At 15:34 hrs on Sunday 3 April 2016, the 13:39 hrs passenger train service from Penzance to Exeter collided with an empty train which was already waiting in platform 6 at Plymouth station. The collision occurred at a speed of about 15 mph (24 km/h) and resulted in injuries to 48 people and damage to both trains.
The signaller intended that both trains should share the platform because the empty train was to form a service to London and some passengers from the Penzance service were expected to join it. Lift refurbishment work meant that without platform sharing, passengers would have needed to use the stairs and a subway when changing trains. Permissive signalling arrangements were in place at Plymouth to permit two trains to share the same platform.
The signaller misjudged the amount of space available behind the London train and wrongly believed there was room for the Penzance train. He was aware that the platform sharing arrangement required an unusual form of permissive working, but did not communicate this to the Penzance train driver, and the rules did not require him to do so.
The Penzance train driver incorrectly believed he would not be sharing a platform with the London train. There was insufficient distance to stop his train by the time he realised his mistake and had applied the emergency brake.
Great Western Railway, the operator of both trains, and Network Rail the owner of the infrastructure, had not identified the risk of a collision due to the combination of an unusual form of permissive working, the track alignment on the approach to Plymouth station, and an inexperienced driver.

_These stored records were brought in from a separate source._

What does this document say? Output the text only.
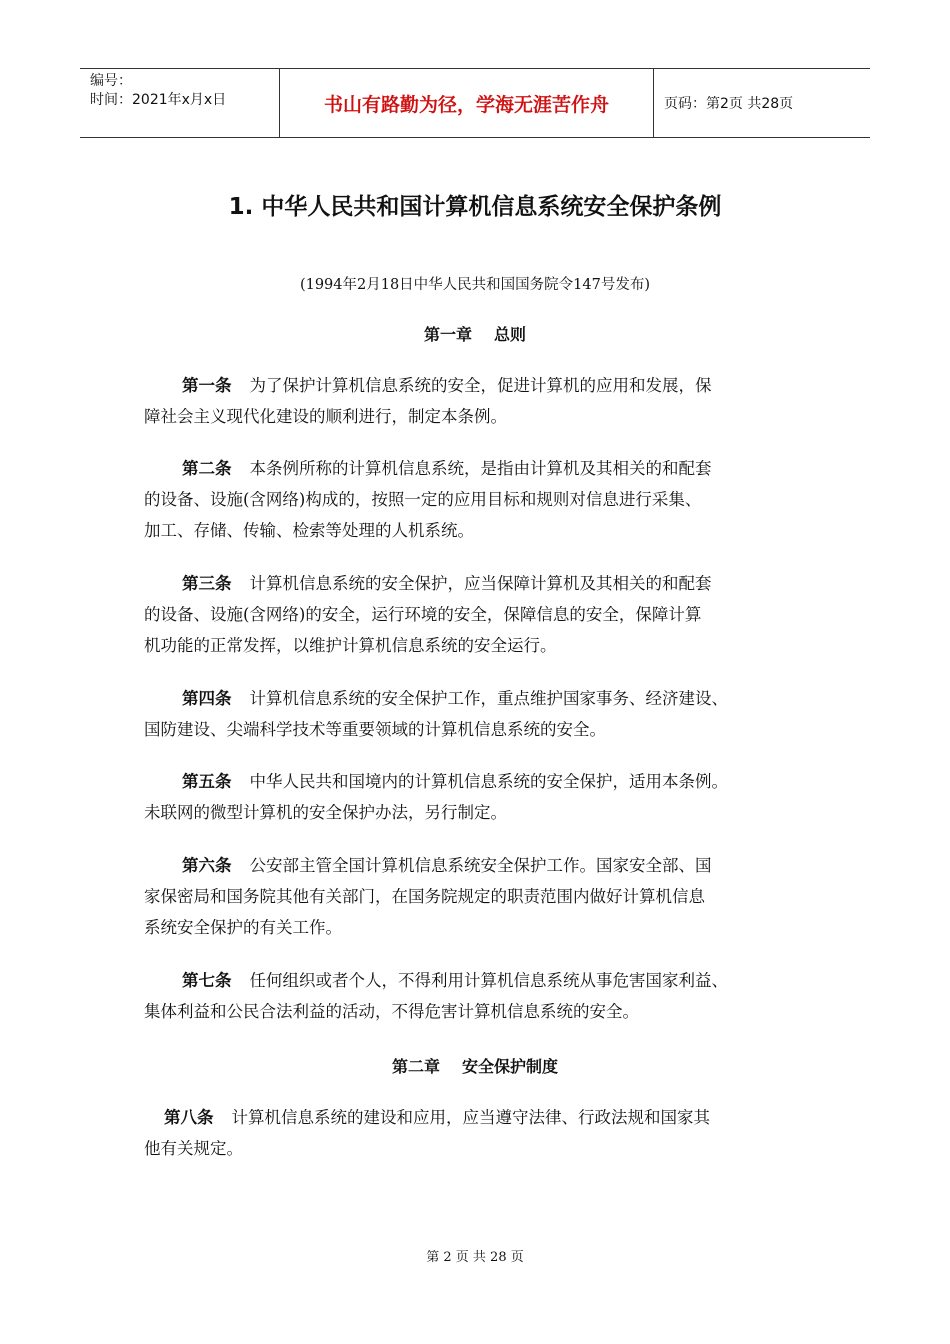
编号：
时间：2021年x月x日	书山有路勤为径，学海无涯苦作舟	页码：第2页 共28页
1. 中华人民共和国计算机信息系统安全保护条例
(1994年2月18日中华人民共和国国务院令147号发布)
第一章 总则
第一条 为了保护计算机信息系统的安全，促进计算机的应用和发展，保
障社会主义现代化建设的顺利进行，制定本条例。
第二条 本条例所称的计算机信息系统，是指由计算机及其相关的和配套
的设备、设施(含网络)构成的，按照一定的应用目标和规则对信息进行采集、
加工、存储、传输、检索等处理的人机系统。
第三条 计算机信息系统的安全保护，应当保障计算机及其相关的和配套
的设备、设施(含网络)的安全，运行环境的安全，保障信息的安全，保障计算
机功能的正常发挥，以维护计算机信息系统的安全运行。
第四条 计算机信息系统的安全保护工作，重点维护国家事务、经济建设、
国防建设、尖端科学技术等重要领域的计算机信息系统的安全。
第五条 中华人民共和国境内的计算机信息系统的安全保护，适用本条例。
未联网的微型计算机的安全保护办法，另行制定。
第六条 公安部主管全国计算机信息系统安全保护工作。国家安全部、国
家保密局和国务院其他有关部门，在国务院规定的职责范围内做好计算机信息
系统安全保护的有关工作。
第七条 任何组织或者个人，不得利用计算机信息系统从事危害国家利益、
集体利益和公民合法利益的活动，不得危害计算机信息系统的安全。
第二章 安全保护制度
第八条 计算机信息系统的建设和应用，应当遵守法律、行政法规和国家其
他有关规定。
第 2 页 共 28 页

The RAIB has made three recommendations. The first, addressed to Great Western Railway and possibly also relevant to other train operators, seeks improvements to the training and assessment of new drivers. The second, also addressed to Great Western Railway and possibly relevant to other train operators, arises from difficulties encountered during passenger evacuation and seeks improvements to emergency door release controls. The third recommendation, addressed to Network Rail and to be undertaken with the assistance of appropriate train operating companies, seeks a review of permissive working arrangements at stations.
Two learning points stress the care needed by drivers when undertaking permissive moves, and the value of preventing passengers boarding or alighting from trains when permissive movements are taking place in the same platform.